I also used the equation of the matrix $A_{3 \times 3}$:
$A^{3}-\operatorname{Tr}(A)A^{2}+\operatorname{Tr}(A^{*})A-\det(A)I_3=O_3$,
I also know that $\operatorname{Tr}(A^{*})=\frac{\operatorname{Tr}(A)^{2}-\operatorname{Tr}(A^{2})}{2}$ but I couldn't find $\operatorname{Tr}(A^2)$.
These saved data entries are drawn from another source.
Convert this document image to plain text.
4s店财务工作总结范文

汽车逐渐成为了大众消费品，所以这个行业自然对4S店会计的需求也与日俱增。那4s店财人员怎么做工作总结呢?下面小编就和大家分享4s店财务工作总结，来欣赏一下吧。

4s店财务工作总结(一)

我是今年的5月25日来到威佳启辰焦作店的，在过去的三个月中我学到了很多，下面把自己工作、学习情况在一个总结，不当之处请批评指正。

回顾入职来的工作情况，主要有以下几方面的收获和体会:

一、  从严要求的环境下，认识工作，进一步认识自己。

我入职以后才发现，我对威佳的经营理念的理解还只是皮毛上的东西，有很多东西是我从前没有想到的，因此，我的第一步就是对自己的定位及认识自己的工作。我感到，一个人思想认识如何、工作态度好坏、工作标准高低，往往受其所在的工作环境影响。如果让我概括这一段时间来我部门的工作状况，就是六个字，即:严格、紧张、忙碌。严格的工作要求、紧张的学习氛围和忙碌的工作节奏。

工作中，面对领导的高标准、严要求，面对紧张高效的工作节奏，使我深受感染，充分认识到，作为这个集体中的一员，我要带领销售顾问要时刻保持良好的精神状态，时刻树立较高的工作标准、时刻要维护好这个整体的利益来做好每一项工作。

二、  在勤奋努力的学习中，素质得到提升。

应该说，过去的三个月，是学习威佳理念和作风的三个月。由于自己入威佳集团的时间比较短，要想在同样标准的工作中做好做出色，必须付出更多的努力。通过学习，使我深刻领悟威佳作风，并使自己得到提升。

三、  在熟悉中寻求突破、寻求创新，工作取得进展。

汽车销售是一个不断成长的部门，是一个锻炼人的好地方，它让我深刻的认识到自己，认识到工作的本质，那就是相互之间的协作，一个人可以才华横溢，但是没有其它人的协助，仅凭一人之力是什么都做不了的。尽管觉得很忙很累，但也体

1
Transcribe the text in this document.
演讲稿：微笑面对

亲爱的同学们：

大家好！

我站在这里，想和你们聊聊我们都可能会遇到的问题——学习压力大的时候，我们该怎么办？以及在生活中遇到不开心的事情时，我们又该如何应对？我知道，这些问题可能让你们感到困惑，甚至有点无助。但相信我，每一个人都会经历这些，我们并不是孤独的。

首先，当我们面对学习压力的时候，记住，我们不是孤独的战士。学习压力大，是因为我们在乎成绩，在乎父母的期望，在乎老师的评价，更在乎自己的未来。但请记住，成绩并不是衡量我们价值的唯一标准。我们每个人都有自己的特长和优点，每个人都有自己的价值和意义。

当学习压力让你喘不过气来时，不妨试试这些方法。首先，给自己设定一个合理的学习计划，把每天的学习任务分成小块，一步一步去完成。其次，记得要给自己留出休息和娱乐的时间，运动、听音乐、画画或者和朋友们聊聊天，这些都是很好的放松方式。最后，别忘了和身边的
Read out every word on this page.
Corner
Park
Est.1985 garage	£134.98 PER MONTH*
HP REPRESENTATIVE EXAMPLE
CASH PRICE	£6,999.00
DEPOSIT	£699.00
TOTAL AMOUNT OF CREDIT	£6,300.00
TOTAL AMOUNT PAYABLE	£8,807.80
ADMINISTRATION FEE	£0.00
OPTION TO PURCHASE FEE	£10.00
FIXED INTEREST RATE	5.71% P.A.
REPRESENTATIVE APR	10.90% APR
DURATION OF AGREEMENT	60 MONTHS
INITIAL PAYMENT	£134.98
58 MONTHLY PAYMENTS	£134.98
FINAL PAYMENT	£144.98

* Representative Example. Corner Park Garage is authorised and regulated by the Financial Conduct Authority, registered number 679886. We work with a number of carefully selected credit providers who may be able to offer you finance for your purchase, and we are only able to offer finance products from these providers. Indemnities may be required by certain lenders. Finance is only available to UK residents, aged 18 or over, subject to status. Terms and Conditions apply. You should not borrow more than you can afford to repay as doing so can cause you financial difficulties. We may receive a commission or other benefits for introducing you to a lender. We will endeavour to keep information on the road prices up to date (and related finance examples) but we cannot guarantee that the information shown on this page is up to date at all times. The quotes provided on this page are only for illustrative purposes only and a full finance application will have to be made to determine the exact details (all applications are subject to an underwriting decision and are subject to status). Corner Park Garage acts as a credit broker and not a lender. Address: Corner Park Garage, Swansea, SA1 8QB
I am missing something or is there another way of solving maybe involving matrix ranks and Sylvester’s Theorem? I could't find a way to apply it. Any help would be appreciated.
Best Answer
Let $p(x)=\det(xI_3-A)$ be the characteristic polynomial of $A$. By multiplying with $\det(A)$, the inequality writes $$-p(1)p(-1)+p(i)p(-i)\ge6\quad(*)$$
Since $\mathrm{Tr}(A)=-1$ and $\det(A)=1$ we get $p(x)=x^3+x^2+ax-1$. Then $(*)$ is equivalent to $(a+1)^2+4+(a-1)^2\ge6$ which is obvious.